As Salton Sea faces ecological collapse, a plan to save it with ocean water is rejected
When the Salton Sea, a coastal basin in Texas, comes into focus every June, it is a time when the state of California plays host to the world’s largest annual gathering of scientists and environmentalists. This is not a scientific gathering, though. There are a couple of thousand Californians from around the country who come here to discuss climate change and the ecological consequences of global warming. But it is not a climate science conference.

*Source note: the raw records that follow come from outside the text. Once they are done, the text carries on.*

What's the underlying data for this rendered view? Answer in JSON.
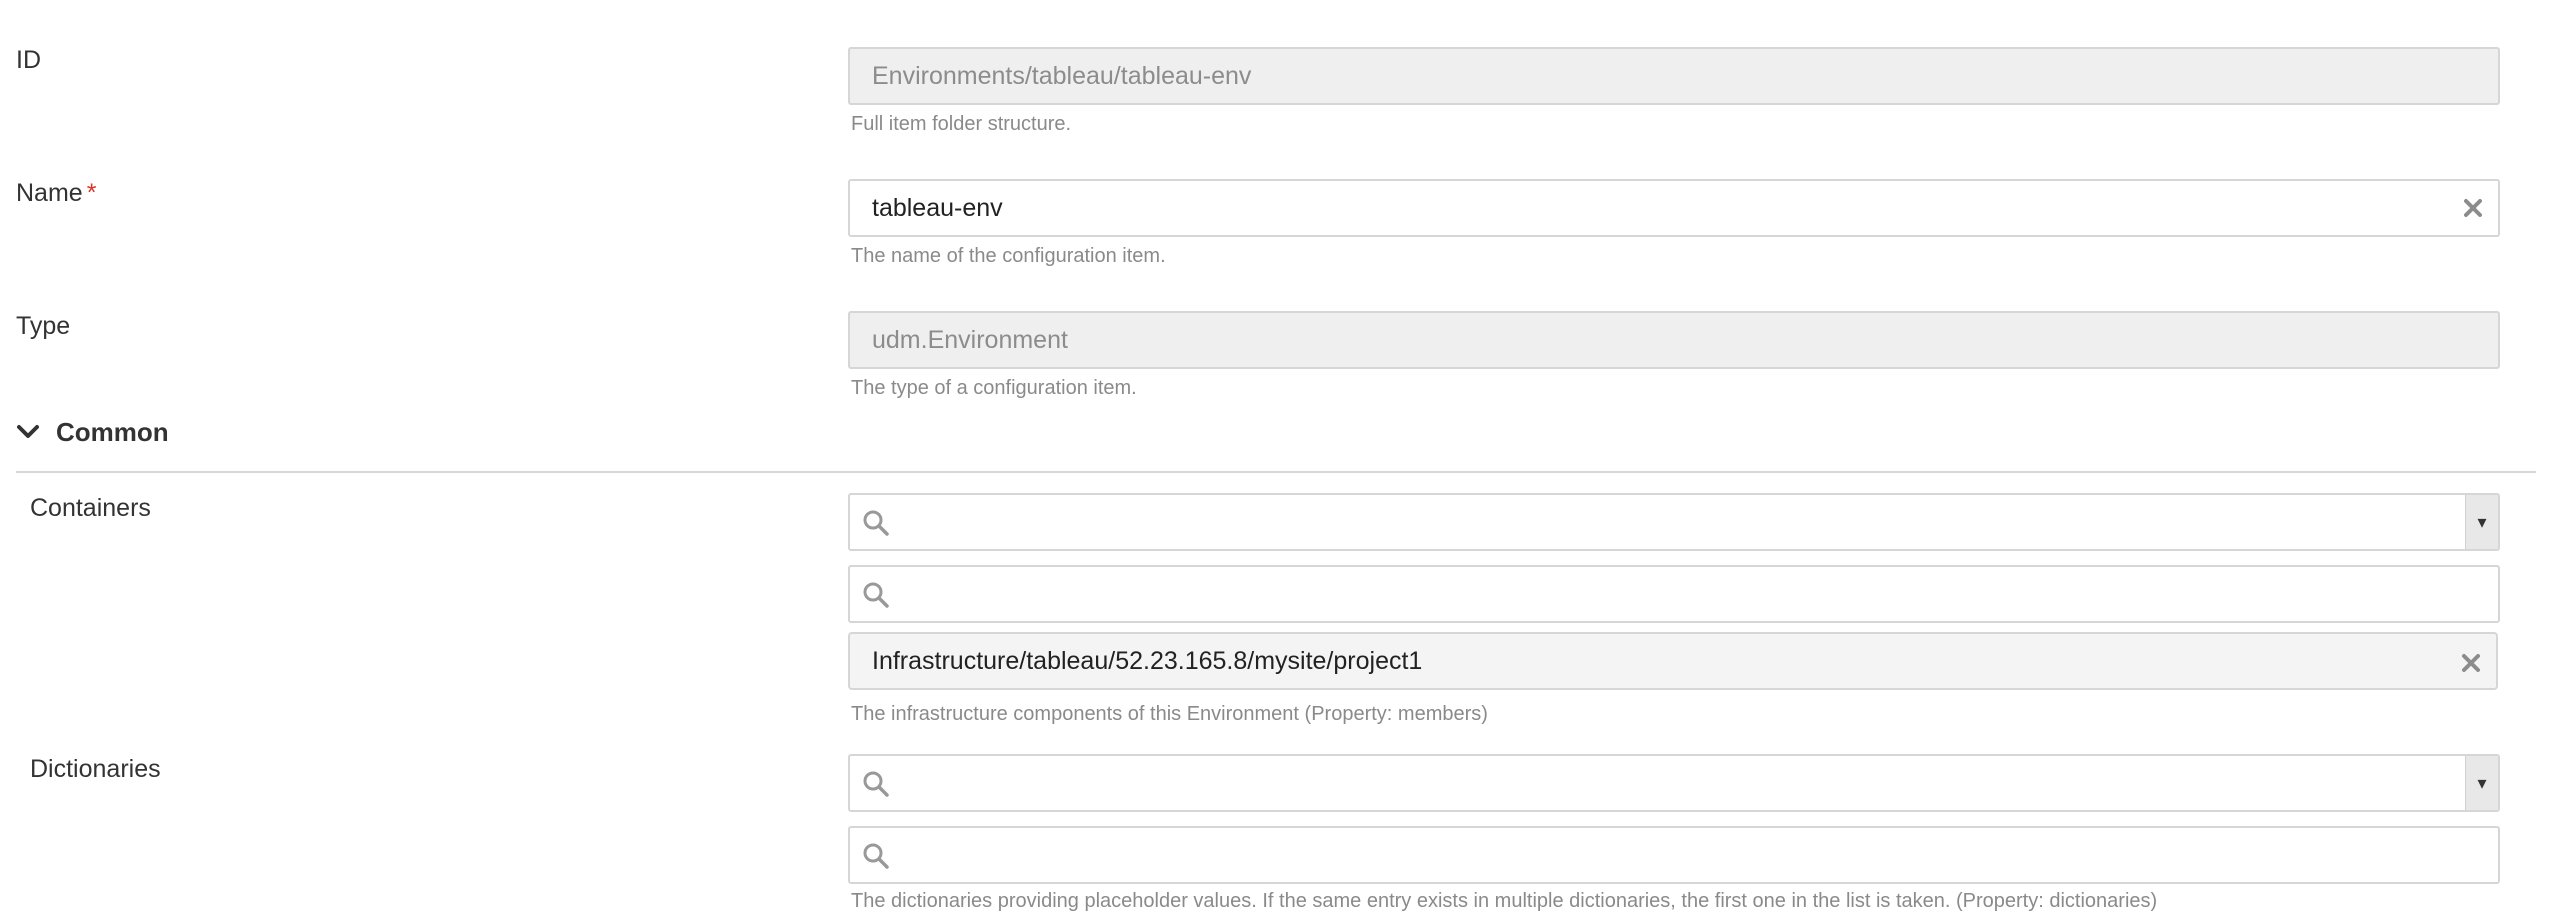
{
  "id_field": {
    "label": "ID",
    "value": "Environments/tableau/tableau-env",
    "help": "Full item folder structure."
  },
  "name_field": {
    "label": "Name",
    "required_mark": "*",
    "value": "tableau-env",
    "help": "The name of the configuration item.",
    "clear_icon": "close-icon"
  },
  "type_field": {
    "label": "Type",
    "value": "udm.Environment",
    "help": "The type of a configuration item."
  },
  "common_section": {
    "title": "Common",
    "expanded": true,
    "toggle_icon": "chevron-down-icon"
  },
  "containers": {
    "label": "Containers",
    "selector_caret": "▾",
    "filter_placeholder": "",
    "items": [
      "Infrastructure/tableau/52.23.165.8/mysite/project1"
    ],
    "help": "The infrastructure components of this Environment (Property: members)"
  },
  "dictionaries": {
    "label": "Dictionaries",
    "selector_caret": "▾",
    "filter_placeholder": "",
    "help": "The dictionaries providing placeholder values. If the same entry exists in multiple dictionaries, the first one in the list is taken. (Property: dictionaries)"
  },
  "colors": {
    "required": "#d9352b",
    "readonly_bg": "#efefef",
    "border": "#d6d6d6",
    "help_text": "#8a8a8a"
  }
}
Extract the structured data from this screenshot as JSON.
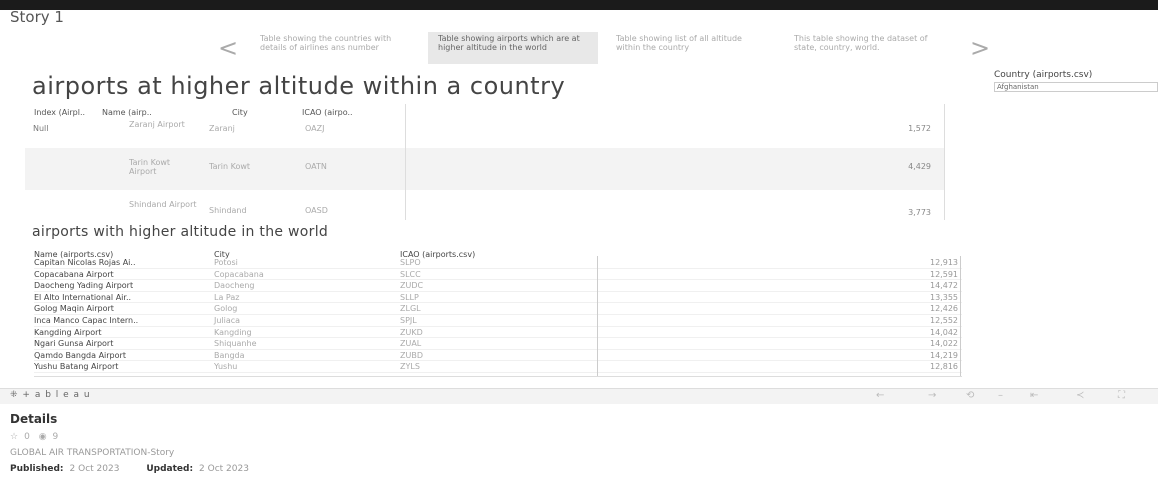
{
  "story": {
    "title": "Story 1"
  },
  "nav": {
    "prev": "<",
    "next": ">"
  },
  "story_points": [
    {
      "label": "Table showing the countries with details of airlines ans number"
    },
    {
      "label": "Table showing airports which are at higher altitude in the world"
    },
    {
      "label": "Table showing list of all altitude within the country"
    },
    {
      "label": "This table showing the dataset of state, country, world."
    }
  ],
  "section1": {
    "title": "airports at higher altitude within a country",
    "headers": [
      "Index (Airpl..",
      "Name (airp..",
      "City",
      "ICAO (airpo.."
    ],
    "index_value": "Null",
    "rows": [
      {
        "name": "Zaranj Airport",
        "city": "Zaranj",
        "icao": "OAZJ",
        "value": "1,572"
      },
      {
        "name": "Tarin Kowt Airport",
        "city": "Tarin Kowt",
        "icao": "OATN",
        "value": "4,429"
      },
      {
        "name": "Shindand Airport",
        "city": "Shindand",
        "icao": "OASD",
        "value": "3,773"
      }
    ]
  },
  "filter": {
    "label": "Country (airports.csv)",
    "value": "Afghanistan"
  },
  "section2": {
    "title": "airports with higher altitude in the world",
    "headers": {
      "name": "Name (airports.csv)",
      "city": "City",
      "icao": "ICAO (airports.csv)"
    },
    "rows": [
      {
        "name": "Capitan Nicolas Rojas Ai..",
        "city": "Potosi",
        "icao": "SLPO",
        "alt": "12,913"
      },
      {
        "name": "Copacabana Airport",
        "city": "Copacabana",
        "icao": "SLCC",
        "alt": "12,591"
      },
      {
        "name": "Daocheng Yading Airport",
        "city": "Daocheng",
        "icao": "ZUDC",
        "alt": "14,472"
      },
      {
        "name": "El Alto International Air..",
        "city": "La Paz",
        "icao": "SLLP",
        "alt": "13,355"
      },
      {
        "name": "Golog Maqin Airport",
        "city": "Golog",
        "icao": "ZLGL",
        "alt": "12,426"
      },
      {
        "name": "Inca Manco Capac Intern..",
        "city": "Juliaca",
        "icao": "SPJL",
        "alt": "12,552"
      },
      {
        "name": "Kangding Airport",
        "city": "Kangding",
        "icao": "ZUKD",
        "alt": "14,042"
      },
      {
        "name": "Ngari Gunsa Airport",
        "city": "Shiquanhe",
        "icao": "ZUAL",
        "alt": "14,022"
      },
      {
        "name": "Qamdo Bangda Airport",
        "city": "Bangda",
        "icao": "ZUBD",
        "alt": "14,219"
      },
      {
        "name": "Yushu Batang Airport",
        "city": "Yushu",
        "icao": "ZYLS",
        "alt": "12,816"
      }
    ]
  },
  "toolbar": {
    "logo": "+ a b l e a u",
    "logo_mark": "⁜",
    "icons": {
      "undo": "←",
      "redo": "→",
      "revert": "⟲",
      "pause": "–",
      "refresh": "⇤",
      "share": "≺",
      "fullscreen": "⛶"
    }
  },
  "details": {
    "title": "Details",
    "favorites": "0",
    "views": "9",
    "star_icon": "☆",
    "eye_icon": "◉",
    "story_name": "GLOBAL AIR TRANSPORTATION-Story",
    "published_label": "Published:",
    "published_date": "2 Oct 2023",
    "updated_label": "Updated:",
    "updated_date": "2 Oct 2023"
  }
}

Salton Sea on the edge of California
And it is not a good science conference, either. The issue at hand is whether the Salton Sea will survive without the help of Californian power generators. At issue is the fate of the only known “karst” landscape on the planet.
The problem goes back decades, to the 1960s, when a developer drilled a well on a piece of land in the desert, adjacent to the site of the Salton Sea. After 18 months, water began streaming out of the well at the rate of a half-million liters per week. The developer then took the water and used it to irrigate his fields.
“He built a pipeline to the field. He built a dam to hold it in. He put in a cooling system that uses the water to cool the fields,” said George Hirsch, a scientist at the Center for Biological Diversity, “But then he stopped pumping the water.”
The problem got worse when a third well was drilled, on another piece of land adjacent to the first well. This well began to pump large quantities of Salton Sea water out. When the third well was finally capped, it took over five months, and then a second, for the well to stop and the water to flow back down.
The Salton Sea is an oasis on the edge of California.
When it first began to flow in, Hirsch said, “I was called down to the beach to monitor it.”
It would take almost a year to return to pre-salt level, and another three years to reach the original volume.
Eventually, the Salton Sea became an ecological disaster. Water that was once flowing at nearly one-tenth of a gallon a day began to dwindle to almost half a gallon, Hirsch said.